Concern over the failure of OPEC to reach a deal to boost oil prices is the ostensible trigger for another round of selling which has hit not only oil-related shares, but also ones from sectors offering alternative energy: nuclear, solar, and battery systems. The rot is spreading to other commodity shares.
Meanwhile, concern over bank exposure to emerging markets, its pricey credit default swaps, and the dropping German “bund” yield have pushed down Deutsche Bank (DB) shares by 4.35%. Europe-traded stocks fell to levels last seen in 2014, after a sixth day of decline. We update our sovereign wealth note.
Worry has also boosted the price of gold which now has risen 11% YTD.
Yet China is not free from all blame. Sunday it updated information of outflows from its reserves in Jan. which shrank less than forecast to $3.23 trillion, still a 3-yr low.

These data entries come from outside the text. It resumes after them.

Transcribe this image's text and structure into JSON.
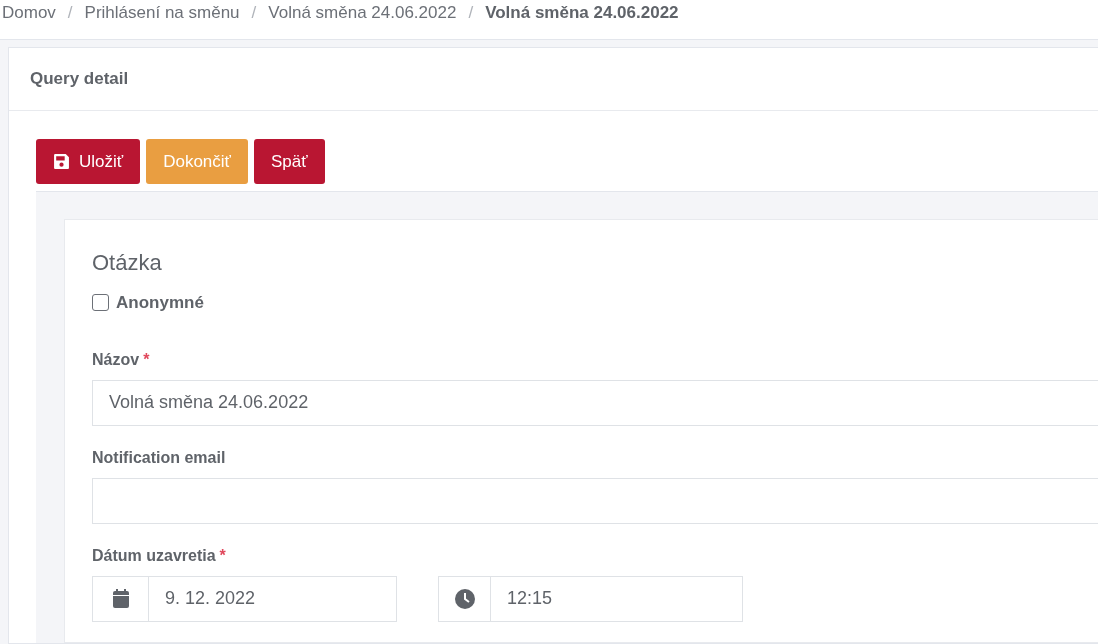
{
  "breadcrumb": [
    {
      "label": "Domov",
      "current": false
    },
    {
      "label": "Prihlásení na směnu",
      "current": false
    },
    {
      "label": "Volná směna 24.06.2022",
      "current": false
    },
    {
      "label": "Volná směna 24.06.2022",
      "current": true
    }
  ],
  "breadcrumb_separator": "/",
  "card_title": "Query detail",
  "buttons": [
    {
      "label": "Uložiť",
      "kind": "save"
    },
    {
      "label": "Dokončiť",
      "kind": "finish"
    },
    {
      "label": "Späť",
      "kind": "back"
    }
  ],
  "section_title": "Otázka",
  "anonymous": {
    "label": "Anonymné",
    "checked": false
  },
  "fields": [
    {
      "label": "Názov",
      "required": true,
      "value": "Volná směna 24.06.2022"
    },
    {
      "label": "Notification email",
      "required": false
    }
  ],
  "required_mark": "*",
  "closing_date": {
    "label": "Dátum uzavretia",
    "required": true,
    "date": "9. 12. 2022",
    "time": "12:15"
  }
}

US yield stocks like Williams Companies (WMB) and Targa Resources (NGLS) are plummeting. Despite relatively upbeat US economic indicators, Wall Street is being hit by hurricane winds from Europe about a recession in US markets, taking down the “FANG” tech favorites of last year and other stocks which gained in 2015.
Car Jacking
*”When the facts change I change my mind. What do you do?” is (possibly wrongly) attributed to John Maynard Keynes. But it explains what we are doing by selling Fiat Chrysler (FCAU), formerly one of my picks for 2016. The reasons are multiple. I still like its management but there are tech problems which go beyond what a brilliant accountant and deal-maker can do.
First, my assumption that the Italy-based company would gain European market share at the expense of Volkswagen diesels spewing out nitrogen oxide was wrong. Fiat cars like the Punto and the Bravo also failed emissions tests in real driving, and also were fiddled with during staged tests. (Astonishingly, this was legal under EU rules.) Other European car-makers did even worse, but I am not interested in a race to the bottom.
Secondly there are problems with Fiat's most popular US models using the company 3.6 liter V-6 engine. Customers think the automatic transmission is in “park” but it slips out and causes accidents. The affected vehicles include the Jeep Grand Cherokee, a best-seller, Chrysler 300, and Dodge Charger.
Other recalls includes slipping from jacks when drivers change tires on the Charger. The body beneath the doors is bent and becomes unstable. So it falls off the jacks. Fiat has to offer some 500,000 owners wheel chocks and automatic transmission fixes for their 2011 to 2016 Charger models.
Meanwhile US dealers are banned from selling these models until repairs have been made and approved on all affected cars, including the recalls and unsold cars on the lots. Naturally FCAU has to pay its dealers for delays in selling.
Yet another issue is whether FCAU can shut down Detroit plants making slow-selling vehicles. Under its deal with the United Auto Workers, FCAU became a bellwether for making a deal with the union but now it wants to centralize and cut production of unpopular models.
The fact that viewers of the Superbowl were hit with lots of ads for Fiat Chrysler cars, notably the Jeep which turns 75 this year is irrelevant. So is my interest in the Fiat 500 mini car as a way to get around NYC with flair.
It would have been nice had we sold FCAU before its stock fell 40%, admittedly partly offset by the $4.60 per share we booked when Ferrari (RACE) was spun off earlier this year (we got 1/10 RACE share per FCAU share owned and sold them at a slight loss.) In the recent market rout I do not want to stick with Fiat Chrysler. While obviously Italian-American, it is incorporated in the Netherlands for tax reasons, which also may come under attack as European Union countries go after fiscal fiddles. Try for $6+/sh.